Simulação em ambulancha fortalece atendimento ao AVC e integra rede de urgência no Amapá
Treinamento reuniu cerca de 30 servidores do Samu na etapa teórica e contou com simulação realística com equipe de plantão para qualificar resposta em áreas de difícil acesso.
Simulação em ambulancha fez parte do treinamento de cerca de 30 profissionais da saúde para aprimorar atendimento rápido a pacientes com AVC O Governo do Amapá promoveu uma qualificação voltada ao atendimento pré-hospitalar ao Acidente Vascular Cerebral (AVC), com atividades teóricas e uma simulação realística em ambiente aquaviário, como parte das ações do Programa Amapá Contra o AVC, em parceria com o Serviço de Atendimento Móvel de Urgência (Samu). A iniciativa teve como objetivo ampliar e fortalecer a rede de atendimento às urgências neurológicas em todo o estado.
A etapa teórica reuniu cerca de 30 servidores do Samu.

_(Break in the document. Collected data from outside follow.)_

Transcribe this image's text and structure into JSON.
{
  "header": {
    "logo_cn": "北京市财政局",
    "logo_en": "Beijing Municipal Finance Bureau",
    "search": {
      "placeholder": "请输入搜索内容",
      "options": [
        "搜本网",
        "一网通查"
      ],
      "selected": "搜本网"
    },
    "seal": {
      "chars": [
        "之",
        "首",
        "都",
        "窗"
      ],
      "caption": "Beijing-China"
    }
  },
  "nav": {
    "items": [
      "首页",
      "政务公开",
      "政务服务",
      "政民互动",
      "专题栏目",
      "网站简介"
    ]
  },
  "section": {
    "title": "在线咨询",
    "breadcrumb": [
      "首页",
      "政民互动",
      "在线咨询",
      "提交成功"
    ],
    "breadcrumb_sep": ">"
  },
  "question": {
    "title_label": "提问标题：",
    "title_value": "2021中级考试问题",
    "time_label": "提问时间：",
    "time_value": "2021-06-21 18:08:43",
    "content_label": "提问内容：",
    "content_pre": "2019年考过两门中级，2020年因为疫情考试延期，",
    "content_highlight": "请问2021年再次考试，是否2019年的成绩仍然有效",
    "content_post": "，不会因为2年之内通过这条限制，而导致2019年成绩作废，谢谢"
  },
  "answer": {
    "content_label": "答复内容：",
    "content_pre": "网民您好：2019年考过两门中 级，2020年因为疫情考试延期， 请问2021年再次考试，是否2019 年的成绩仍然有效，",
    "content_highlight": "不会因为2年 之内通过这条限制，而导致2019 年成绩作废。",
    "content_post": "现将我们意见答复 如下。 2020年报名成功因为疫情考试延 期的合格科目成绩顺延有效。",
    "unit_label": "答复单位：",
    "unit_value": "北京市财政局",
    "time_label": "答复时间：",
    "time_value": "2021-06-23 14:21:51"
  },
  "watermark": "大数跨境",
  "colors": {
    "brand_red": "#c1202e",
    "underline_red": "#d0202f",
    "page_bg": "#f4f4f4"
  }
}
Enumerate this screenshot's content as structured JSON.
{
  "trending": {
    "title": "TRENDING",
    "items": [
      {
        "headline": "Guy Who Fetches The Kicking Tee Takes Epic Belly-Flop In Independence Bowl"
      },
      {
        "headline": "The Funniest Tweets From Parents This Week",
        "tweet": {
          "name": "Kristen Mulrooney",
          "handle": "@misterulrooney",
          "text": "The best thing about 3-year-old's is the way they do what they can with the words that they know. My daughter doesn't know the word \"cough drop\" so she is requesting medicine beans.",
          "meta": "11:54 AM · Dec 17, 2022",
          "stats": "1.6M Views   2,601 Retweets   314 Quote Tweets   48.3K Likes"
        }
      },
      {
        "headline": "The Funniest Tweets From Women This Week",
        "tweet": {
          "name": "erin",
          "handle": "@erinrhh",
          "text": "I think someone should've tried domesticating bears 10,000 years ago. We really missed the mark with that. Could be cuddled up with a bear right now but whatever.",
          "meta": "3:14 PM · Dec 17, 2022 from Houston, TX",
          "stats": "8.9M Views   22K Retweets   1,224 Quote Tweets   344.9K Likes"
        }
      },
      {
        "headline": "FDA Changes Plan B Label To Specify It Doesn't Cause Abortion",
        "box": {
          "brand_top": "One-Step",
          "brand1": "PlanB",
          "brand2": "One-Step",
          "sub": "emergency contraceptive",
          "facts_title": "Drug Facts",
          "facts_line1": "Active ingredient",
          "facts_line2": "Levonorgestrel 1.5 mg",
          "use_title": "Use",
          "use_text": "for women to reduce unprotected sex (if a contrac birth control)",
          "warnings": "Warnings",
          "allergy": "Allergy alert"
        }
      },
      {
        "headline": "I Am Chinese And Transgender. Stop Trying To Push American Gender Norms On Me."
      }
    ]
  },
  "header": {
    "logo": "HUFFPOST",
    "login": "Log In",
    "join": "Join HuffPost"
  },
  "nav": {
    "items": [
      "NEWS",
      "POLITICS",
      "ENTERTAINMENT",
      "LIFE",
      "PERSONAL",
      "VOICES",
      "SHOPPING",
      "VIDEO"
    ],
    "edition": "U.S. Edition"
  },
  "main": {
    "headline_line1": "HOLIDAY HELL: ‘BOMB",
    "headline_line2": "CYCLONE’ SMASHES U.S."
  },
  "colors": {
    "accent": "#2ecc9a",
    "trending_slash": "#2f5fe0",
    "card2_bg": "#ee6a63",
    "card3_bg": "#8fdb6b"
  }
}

Já a simulação prática foi realizada com a equipe de plantão, composta por um enfermeiro, um técnico de enfermagem, um médico e dois condutores marítimos; um responsável pela condução da ambulancha e o outro atuando como vítima durante o exercício, além da equipe responsável pela capacitação, que acompanhou toda a atividade a bordo.
A simulação reproduziu um cenário de resgate na Ilha de Santana, considerando a realidade geográfica do Amapá, onde parte da população vive em áreas de difícil acesso. Durante o exercício, foram avaliados o tempo-resposta das equipes, a comunicação com a Central de Regulação, o atendimento no desembarque, o pranchamento da vítima e o encaminhamento ao Hospital de Emergência (HE) de Macapá.

Resposta rápida
O treinamento contou com o apoio do "Angels Initiative", programa internacional que qualifica hospitais e equipes de saúde para melhorar o fluxo de assistência, reduzir o tempo entre o início dos sintomas e o tratamento e ampliar as chances de recuperação dos pacientes.

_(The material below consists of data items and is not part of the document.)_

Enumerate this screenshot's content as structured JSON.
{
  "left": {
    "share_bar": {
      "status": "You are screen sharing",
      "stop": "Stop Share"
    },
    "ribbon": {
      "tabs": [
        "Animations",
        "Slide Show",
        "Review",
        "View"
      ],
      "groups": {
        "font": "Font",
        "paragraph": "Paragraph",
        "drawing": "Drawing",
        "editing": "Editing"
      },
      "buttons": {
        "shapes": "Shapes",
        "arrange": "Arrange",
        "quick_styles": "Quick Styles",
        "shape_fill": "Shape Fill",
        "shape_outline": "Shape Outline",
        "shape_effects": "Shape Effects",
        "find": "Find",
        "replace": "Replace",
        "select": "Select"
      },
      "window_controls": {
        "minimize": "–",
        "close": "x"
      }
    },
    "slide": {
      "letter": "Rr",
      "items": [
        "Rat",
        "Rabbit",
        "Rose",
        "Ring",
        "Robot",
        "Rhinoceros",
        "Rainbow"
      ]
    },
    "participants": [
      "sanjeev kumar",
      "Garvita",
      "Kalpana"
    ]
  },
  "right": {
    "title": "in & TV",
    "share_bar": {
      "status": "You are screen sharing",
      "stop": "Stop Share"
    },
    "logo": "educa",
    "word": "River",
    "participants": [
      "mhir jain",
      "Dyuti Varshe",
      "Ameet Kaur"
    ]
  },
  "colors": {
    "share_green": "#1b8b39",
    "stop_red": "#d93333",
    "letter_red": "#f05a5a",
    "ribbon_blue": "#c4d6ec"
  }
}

O Hospital de Emergência de Macapá é a principal porta de entrada para pacientes com suspeita de AVC que necessitam de diagnóstico por tomografia e tratamento especializado de alta complexidade, onde as equipes estão preparadas para reconhecer precocemente os sintomas e iniciar o atendimento com agilidade.
Atendimentos integrados

De acordo com Alessandro Rômulo, consultor científico da Angels Initiative, a realização de simulações realísticas em diferentes cenários é fundamental para qualificar o atendimento e integrar os serviços de saúde.
“Treinar as equipes em situações que refletem a realidade local, como o transporte aquaviário, é essencial para reduzir o tempo de resposta e garantir que o paciente com AVC receba atendimento adequado o mais rápido possível. Essa integração entre os serviços faz toda a diferença no desfecho clínico”, destacou.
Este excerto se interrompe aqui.